I was at an IEA show a few years ago and one of the coaches noticed that the host team had several saddles with stirrup bars in the up position. We all conferred and got the steward involved, and the stirrup bars were put down. At the time, there wasn’t a rule. There is now in the Hunt Seat section of the IEA rule book that says “stirrup bars must be placed in the down position”.
The only thing I will say about those short, curved stirrup bars pictured above is that I have seen one or two kids a) pull the stirrup leather off while trying to adjust stirrups, and b) the stirrup leather is pulled off if they do something silly like lose their balance to the point of their leg sliding back but not to the point of falling off. It’s not common and I’d way rather have that happen than have a stirrup get stuck in a bad situation, but my preference is a slightly longer stirrup bar with the end of it in the down position
I’d like to add that the more recent style of stirrups leathers (calf wrapped, thick and easily worn out - hate them) don’t slide through stirrup bars at all easily IMEX, so having stirrup bar latches down is all the more important.

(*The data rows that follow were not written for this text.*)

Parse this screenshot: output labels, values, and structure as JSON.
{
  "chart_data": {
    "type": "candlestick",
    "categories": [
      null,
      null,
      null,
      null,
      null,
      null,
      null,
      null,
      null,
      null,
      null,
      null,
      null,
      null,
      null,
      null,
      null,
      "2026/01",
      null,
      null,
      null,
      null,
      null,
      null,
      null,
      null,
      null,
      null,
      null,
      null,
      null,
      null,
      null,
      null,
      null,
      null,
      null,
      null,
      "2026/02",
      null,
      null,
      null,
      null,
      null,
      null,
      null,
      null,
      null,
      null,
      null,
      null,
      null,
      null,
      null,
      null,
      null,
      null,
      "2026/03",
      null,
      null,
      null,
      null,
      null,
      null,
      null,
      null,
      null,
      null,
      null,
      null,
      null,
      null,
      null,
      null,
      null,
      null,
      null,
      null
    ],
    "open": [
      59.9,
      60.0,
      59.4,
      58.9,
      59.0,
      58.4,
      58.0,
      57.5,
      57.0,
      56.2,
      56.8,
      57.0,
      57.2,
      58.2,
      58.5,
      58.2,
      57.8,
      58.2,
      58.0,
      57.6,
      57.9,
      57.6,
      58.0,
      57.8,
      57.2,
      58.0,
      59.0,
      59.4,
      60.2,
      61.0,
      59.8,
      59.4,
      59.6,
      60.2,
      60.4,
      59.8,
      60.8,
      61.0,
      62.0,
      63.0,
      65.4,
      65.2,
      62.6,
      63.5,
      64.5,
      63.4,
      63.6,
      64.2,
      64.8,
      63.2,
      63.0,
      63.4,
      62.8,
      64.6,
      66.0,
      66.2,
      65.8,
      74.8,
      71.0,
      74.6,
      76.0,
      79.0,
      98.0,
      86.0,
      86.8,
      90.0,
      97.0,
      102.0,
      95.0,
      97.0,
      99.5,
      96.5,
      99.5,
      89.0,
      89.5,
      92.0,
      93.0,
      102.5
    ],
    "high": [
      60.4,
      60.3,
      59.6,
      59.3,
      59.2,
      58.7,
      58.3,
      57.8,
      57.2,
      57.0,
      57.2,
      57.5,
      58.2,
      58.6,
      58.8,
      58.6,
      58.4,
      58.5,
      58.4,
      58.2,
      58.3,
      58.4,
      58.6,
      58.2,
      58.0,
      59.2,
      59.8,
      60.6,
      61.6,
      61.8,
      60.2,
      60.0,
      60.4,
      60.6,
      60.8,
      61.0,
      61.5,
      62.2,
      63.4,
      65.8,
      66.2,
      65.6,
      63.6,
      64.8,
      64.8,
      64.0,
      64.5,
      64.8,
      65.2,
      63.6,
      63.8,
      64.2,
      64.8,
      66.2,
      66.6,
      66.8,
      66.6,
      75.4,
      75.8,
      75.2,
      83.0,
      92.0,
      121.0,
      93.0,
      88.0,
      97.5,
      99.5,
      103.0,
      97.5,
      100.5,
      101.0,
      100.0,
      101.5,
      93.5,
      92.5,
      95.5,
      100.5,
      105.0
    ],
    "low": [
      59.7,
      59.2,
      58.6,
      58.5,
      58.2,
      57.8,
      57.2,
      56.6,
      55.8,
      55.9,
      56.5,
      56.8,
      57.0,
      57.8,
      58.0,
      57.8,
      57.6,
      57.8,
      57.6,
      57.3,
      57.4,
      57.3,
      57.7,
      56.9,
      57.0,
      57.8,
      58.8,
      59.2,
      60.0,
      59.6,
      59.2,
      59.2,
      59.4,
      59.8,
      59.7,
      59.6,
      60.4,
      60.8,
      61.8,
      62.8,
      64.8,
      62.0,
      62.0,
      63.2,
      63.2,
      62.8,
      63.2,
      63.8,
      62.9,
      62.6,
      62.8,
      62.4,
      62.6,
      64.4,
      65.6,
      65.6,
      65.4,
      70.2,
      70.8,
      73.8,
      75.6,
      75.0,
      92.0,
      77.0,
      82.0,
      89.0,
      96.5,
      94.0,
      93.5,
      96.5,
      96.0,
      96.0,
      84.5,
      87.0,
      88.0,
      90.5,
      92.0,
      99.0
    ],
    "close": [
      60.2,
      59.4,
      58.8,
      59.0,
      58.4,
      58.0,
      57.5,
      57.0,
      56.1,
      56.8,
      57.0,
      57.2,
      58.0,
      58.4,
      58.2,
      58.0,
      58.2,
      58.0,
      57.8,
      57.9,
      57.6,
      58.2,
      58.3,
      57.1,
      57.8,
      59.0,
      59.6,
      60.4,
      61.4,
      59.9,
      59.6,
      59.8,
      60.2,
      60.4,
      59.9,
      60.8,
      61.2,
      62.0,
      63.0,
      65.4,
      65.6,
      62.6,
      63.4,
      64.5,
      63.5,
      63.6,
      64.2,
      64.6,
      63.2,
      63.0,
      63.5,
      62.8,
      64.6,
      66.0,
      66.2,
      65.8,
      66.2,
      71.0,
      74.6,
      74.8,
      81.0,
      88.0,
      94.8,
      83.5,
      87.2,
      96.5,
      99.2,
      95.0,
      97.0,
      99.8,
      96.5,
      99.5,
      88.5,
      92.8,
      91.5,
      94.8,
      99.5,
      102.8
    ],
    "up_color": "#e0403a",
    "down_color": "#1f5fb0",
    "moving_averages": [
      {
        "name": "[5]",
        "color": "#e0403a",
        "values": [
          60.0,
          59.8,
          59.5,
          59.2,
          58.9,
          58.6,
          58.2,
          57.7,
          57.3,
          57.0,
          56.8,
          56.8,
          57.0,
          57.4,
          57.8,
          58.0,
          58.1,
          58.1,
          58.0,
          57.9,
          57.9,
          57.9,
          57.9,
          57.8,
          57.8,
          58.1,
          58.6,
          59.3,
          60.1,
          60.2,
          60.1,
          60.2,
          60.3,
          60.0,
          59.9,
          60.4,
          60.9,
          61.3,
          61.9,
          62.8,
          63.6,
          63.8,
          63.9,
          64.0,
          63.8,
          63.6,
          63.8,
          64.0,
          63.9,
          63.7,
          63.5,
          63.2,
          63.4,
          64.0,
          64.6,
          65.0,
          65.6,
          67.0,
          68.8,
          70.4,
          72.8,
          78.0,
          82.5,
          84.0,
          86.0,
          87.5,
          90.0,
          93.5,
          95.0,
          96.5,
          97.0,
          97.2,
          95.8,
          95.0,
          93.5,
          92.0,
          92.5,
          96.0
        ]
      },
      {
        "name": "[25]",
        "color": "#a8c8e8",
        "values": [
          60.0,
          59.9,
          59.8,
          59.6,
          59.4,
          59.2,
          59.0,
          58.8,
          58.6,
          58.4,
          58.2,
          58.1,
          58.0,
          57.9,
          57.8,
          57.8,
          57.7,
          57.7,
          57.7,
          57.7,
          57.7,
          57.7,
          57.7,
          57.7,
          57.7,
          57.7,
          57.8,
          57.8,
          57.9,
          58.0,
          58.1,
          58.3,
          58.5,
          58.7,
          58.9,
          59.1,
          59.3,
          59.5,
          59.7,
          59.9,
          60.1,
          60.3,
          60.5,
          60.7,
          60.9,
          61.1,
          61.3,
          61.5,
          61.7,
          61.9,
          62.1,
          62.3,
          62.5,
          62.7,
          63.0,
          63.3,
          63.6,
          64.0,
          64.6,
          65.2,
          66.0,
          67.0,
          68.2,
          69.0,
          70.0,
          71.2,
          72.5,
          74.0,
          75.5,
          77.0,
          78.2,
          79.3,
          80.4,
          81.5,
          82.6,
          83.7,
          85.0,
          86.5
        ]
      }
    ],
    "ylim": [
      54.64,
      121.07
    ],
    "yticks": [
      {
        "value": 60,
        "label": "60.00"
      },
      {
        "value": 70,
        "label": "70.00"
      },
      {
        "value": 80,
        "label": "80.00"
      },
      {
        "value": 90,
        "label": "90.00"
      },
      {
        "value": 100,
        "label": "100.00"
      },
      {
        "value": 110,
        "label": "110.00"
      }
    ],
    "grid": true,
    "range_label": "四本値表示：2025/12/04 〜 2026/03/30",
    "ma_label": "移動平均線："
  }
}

I got some Rid-Up stirrups recently based on recommendations on this forum because my hateful wide stirrup leathers are so incredibly hard to pull thru the bars that they’re a hazard.
I have one saddle (Custom Icon Coda) that cannot be used with the bars down, because the stirrup leathers will randomly slide out mid-ride. All others stay down. I wonder if I could rig something slightly safer with rubber bands? It’s the saddle I use the least thankfully.
Down, down, down. This and “never coil the lead rope around your hand” are the two safety directives I will be whispering on my deathbed.
When I came back to riding, I quickly ruled out one lesson barn after finding the stirrup bars up twice in a row — on a saddle/horse used for lots of low-level beginners. I commented on it and the instructor told me “Some people prefer to ride with them up.”
As I prefer to not spend the rest of my life in a vegetative state, I crossed that particular place off my list.
If you condition them occasionally they slide out easily. I only suggest that because afaik they are all nylon lined so you don’t have the same stretching risk you do with plain leather ones.
It must be my bars but they get conditioned and they’re still thick and hard to slide as heck! Stretching never bothered me - just swap sides every time you clean them and they stretch evenly.
When these wear out (soon I’m sure because the quality is poor) I’m going back to all leather vs wrapped.
That’s a bummer. I have a few pairs of the county leathers and when I condition them they slide through great.